Why the midwest is popular...

Nov 01, 2004 08:40

Once every

Along I-35, Even the Cornfields Disagree
By CHARLES BAXTER

Published: November 1, 2004
Minneapolis

On a recent trip to New York, I was explaining what it's been like to live in Minnesota these past few months. "We're in siege mode," I said.

Political ads blanket the airwaves day and night. Battles are staged with lawn signs. In the Minneapolis-St. Paul area, the progressive tradition still has a foothold, and you see block after block of John Kerry signs, with a scattered few for President Bush. Some are homemade. Rage has effected a heightening of diction in the hope of eloquence. "KERRY BURY BUSH!" one reads, and, just underneath, "End his execrable abominations." Another, just across the Mississippi River in Wisconsin, announces "Bush Is a Big Fat Liar," but in true Midwestern style is decorated with multicolored flowers.

Progressives in Minnesota have still not recovered from Senator Paul Wellstone's death in a plane crash in 2002 during his re-election campaign. Then, the ubiquitous green "Wellstone!" bumper stickers and lawn signs defiantly stayed up long after Norm Coleman, a Republican, was elected. Mr. Wellstone's memory remains sacred to Democrats and supports a grievance in the presidential campaign - "What Would Wellstone Do?" signs are everywhere.

The division between the state's traditional Democratic Farmer-Labor progressives and its new radical conservatives is so wide that one liberal friend refers to the Minneapolis suburbs as "enemy country." At dinner parties, our guests promise that they won't talk about the presidential campaign, and then helplessly return to it. One acquaintance says that he thinks about the state's politics constantly and has concerns about his own emotional health. "I've become a maniac," he says quietly. "It's like the beginning of a civil war."

The political center here shifted drastically between when I left Minnesota 30 years ago and when I returned last year. Elmer L. Andersen, the state's Republican governor from 1961 to 1963, now 95, his faculties still very much intact, eloquently endorsed the Kerry-Edwards ticket in The Minneapolis Star Tribune. He was promptly denounced by current state Republicans as out of step.

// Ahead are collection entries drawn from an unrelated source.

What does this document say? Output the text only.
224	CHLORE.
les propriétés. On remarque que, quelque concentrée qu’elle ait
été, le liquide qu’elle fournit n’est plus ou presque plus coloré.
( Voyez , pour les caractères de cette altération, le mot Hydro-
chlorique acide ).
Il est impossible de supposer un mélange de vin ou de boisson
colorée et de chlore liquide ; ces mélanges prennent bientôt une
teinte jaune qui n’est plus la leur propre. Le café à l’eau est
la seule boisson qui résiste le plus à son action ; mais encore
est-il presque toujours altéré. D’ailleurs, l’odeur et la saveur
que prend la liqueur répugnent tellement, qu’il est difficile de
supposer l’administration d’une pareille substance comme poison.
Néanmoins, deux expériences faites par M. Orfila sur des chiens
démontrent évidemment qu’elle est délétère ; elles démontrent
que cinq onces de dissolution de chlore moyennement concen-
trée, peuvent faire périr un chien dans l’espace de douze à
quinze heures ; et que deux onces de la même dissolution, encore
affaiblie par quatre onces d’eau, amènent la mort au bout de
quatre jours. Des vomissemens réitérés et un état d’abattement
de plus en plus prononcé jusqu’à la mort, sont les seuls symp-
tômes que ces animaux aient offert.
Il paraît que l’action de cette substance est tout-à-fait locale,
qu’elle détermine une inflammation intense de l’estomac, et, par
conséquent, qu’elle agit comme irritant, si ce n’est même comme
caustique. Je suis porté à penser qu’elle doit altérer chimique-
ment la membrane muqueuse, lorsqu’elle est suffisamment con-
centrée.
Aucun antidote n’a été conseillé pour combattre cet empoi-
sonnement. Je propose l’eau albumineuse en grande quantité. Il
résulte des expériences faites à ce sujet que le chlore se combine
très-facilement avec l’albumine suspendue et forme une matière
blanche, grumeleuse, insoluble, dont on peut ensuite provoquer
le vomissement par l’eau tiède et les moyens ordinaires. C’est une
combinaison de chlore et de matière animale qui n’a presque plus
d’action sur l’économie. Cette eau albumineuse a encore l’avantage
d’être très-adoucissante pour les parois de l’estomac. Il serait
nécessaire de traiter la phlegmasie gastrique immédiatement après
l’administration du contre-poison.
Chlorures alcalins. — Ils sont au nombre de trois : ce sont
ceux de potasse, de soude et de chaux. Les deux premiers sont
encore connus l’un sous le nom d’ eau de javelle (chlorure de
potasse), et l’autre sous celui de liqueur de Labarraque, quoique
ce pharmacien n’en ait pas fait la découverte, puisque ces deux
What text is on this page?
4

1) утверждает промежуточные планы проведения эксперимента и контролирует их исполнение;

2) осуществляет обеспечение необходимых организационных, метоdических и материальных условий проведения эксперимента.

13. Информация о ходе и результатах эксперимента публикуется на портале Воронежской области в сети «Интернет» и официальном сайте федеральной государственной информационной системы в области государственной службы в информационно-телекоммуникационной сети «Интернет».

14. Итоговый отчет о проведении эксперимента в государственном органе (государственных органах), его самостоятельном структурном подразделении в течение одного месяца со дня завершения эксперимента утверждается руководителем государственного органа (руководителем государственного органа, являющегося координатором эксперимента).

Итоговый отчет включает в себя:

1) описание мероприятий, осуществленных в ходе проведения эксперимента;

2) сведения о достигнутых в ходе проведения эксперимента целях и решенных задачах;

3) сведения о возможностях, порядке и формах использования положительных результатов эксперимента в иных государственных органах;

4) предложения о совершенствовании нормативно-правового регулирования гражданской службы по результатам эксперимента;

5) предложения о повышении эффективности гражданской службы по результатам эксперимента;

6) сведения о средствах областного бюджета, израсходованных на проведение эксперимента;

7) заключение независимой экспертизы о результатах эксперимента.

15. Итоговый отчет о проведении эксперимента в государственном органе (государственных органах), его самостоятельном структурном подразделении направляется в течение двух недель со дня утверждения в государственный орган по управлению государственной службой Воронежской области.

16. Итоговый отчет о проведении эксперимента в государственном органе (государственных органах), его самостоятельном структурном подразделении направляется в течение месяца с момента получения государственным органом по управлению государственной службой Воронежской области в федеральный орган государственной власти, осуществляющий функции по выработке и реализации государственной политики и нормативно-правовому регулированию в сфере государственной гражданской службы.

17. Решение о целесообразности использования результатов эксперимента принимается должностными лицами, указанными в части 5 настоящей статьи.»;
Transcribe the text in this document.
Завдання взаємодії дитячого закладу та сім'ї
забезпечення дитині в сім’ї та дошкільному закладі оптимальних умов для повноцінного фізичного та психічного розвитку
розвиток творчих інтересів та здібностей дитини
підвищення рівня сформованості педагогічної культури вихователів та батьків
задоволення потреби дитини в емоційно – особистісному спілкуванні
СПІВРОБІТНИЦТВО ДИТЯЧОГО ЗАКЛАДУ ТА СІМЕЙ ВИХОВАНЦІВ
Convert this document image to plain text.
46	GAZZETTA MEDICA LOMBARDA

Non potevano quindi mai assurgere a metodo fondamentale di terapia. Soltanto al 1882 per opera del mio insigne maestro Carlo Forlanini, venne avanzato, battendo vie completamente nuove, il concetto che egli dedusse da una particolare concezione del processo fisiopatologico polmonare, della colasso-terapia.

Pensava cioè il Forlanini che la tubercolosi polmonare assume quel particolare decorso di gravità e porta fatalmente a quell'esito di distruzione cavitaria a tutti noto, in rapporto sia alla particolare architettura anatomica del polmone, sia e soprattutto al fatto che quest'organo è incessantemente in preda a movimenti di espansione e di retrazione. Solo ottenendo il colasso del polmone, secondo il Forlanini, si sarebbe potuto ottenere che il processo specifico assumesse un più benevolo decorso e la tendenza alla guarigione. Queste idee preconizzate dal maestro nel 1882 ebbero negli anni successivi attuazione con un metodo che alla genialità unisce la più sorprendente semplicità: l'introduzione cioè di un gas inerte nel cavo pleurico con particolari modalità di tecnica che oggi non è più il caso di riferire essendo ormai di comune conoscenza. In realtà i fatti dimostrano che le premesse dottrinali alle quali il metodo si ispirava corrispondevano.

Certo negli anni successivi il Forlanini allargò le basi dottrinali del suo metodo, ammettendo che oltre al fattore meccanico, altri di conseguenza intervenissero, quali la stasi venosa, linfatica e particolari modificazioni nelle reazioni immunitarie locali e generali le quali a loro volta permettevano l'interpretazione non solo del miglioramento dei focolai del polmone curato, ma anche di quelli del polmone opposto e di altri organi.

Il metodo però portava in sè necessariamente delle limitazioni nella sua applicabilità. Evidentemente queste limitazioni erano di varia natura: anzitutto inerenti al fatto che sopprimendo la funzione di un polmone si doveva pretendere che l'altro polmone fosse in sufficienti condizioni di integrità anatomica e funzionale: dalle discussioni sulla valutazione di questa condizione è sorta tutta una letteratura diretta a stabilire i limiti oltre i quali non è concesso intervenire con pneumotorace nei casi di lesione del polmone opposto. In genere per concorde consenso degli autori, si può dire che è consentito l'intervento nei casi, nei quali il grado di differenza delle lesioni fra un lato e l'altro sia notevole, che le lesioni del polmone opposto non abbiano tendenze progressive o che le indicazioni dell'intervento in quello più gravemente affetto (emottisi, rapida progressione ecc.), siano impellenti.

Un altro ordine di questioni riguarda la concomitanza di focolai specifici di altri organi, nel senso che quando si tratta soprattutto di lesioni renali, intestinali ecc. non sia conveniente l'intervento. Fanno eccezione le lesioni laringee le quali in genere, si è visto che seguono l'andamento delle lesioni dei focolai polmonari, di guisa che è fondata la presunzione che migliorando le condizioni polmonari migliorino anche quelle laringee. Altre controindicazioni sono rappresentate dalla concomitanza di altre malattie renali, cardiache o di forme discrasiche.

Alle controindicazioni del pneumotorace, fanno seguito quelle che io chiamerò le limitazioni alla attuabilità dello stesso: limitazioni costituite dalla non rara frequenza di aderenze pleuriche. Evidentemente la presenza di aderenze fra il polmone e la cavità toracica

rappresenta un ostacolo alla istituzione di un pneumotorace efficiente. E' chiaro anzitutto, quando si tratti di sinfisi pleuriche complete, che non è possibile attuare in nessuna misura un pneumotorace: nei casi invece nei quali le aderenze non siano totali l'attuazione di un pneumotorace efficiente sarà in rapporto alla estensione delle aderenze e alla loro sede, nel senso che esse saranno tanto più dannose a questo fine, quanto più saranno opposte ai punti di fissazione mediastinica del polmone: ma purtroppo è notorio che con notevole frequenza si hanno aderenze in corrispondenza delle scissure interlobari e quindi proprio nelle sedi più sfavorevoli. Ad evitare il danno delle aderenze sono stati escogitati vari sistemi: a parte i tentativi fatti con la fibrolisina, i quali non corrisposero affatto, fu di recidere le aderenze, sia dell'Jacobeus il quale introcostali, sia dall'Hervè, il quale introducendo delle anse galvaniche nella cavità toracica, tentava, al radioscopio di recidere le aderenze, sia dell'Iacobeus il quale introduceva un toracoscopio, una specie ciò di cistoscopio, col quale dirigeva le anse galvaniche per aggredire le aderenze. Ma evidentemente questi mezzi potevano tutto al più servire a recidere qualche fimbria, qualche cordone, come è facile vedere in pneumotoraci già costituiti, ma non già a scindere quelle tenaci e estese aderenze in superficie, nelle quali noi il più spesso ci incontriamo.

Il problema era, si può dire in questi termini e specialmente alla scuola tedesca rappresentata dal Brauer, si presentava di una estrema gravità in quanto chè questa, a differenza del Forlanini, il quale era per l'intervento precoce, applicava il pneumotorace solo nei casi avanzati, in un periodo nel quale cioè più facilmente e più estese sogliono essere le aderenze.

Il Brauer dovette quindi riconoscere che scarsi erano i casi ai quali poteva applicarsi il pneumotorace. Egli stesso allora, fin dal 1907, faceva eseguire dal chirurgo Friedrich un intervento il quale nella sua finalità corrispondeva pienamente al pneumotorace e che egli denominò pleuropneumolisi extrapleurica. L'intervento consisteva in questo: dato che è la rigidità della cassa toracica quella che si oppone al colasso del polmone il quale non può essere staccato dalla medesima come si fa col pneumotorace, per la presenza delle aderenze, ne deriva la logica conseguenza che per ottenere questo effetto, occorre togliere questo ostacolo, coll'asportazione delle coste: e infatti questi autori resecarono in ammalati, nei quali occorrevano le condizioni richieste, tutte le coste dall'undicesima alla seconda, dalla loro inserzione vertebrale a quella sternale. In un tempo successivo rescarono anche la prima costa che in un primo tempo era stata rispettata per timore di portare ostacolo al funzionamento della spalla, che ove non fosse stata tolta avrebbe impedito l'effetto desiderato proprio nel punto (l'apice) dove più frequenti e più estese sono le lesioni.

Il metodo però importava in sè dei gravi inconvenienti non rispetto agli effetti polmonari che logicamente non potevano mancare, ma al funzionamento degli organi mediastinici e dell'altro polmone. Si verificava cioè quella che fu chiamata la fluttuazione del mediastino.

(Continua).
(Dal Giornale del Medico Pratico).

Not to be outdone, a better-known former governor, Jesse Ventura, appeared at a news conference in St. Paul wearing a Navy Seals cap, a new beard and a sport shirt. Looking like the subject of a Ralph Steadman cartoon, he stood alongside Angus King, a former governor of Maine, and nodded while Mr. King endorsed John Kerry. Mr. Ventura himself remained mute before getting into his Porsche and driving away.

As I drive on I-35 from Minnesota to Iowa, I pass one partisan cornfield after another, this one fronting Bush signs, that one lauding Mr. Kerry. In fact, you are not safe from politics anywhere. In dog obedience class, our keeshond has been sporting a "K-9's for Kerry'' kerchief. A lady with a King Charles spaniel approached my wife a week ago and said, "John Kerry is not fit to rule!" My wife, a stickler for usage, asked, "Don't you mean govern?" But by then the lady had turned on her heel and walked away.

Charles Baxter is the author, most recently, of the novel "Saul and Patsy.''

I am almost tired of living here. I refer back to my rant at one radical policitian type during the caucuses. I hate the caucuses because it is one time that suddenly everyone cares about Iowa. No one cares about what Iowas think or feel any other time except the caucus and the election. When I start to hear politicans talk about Iowa problems then I will start to care because honestly, I feel more pride about being an Iowan than being an American. I identify myself more with this state I live in that this country I roll my eyes at. That is the status of american politics.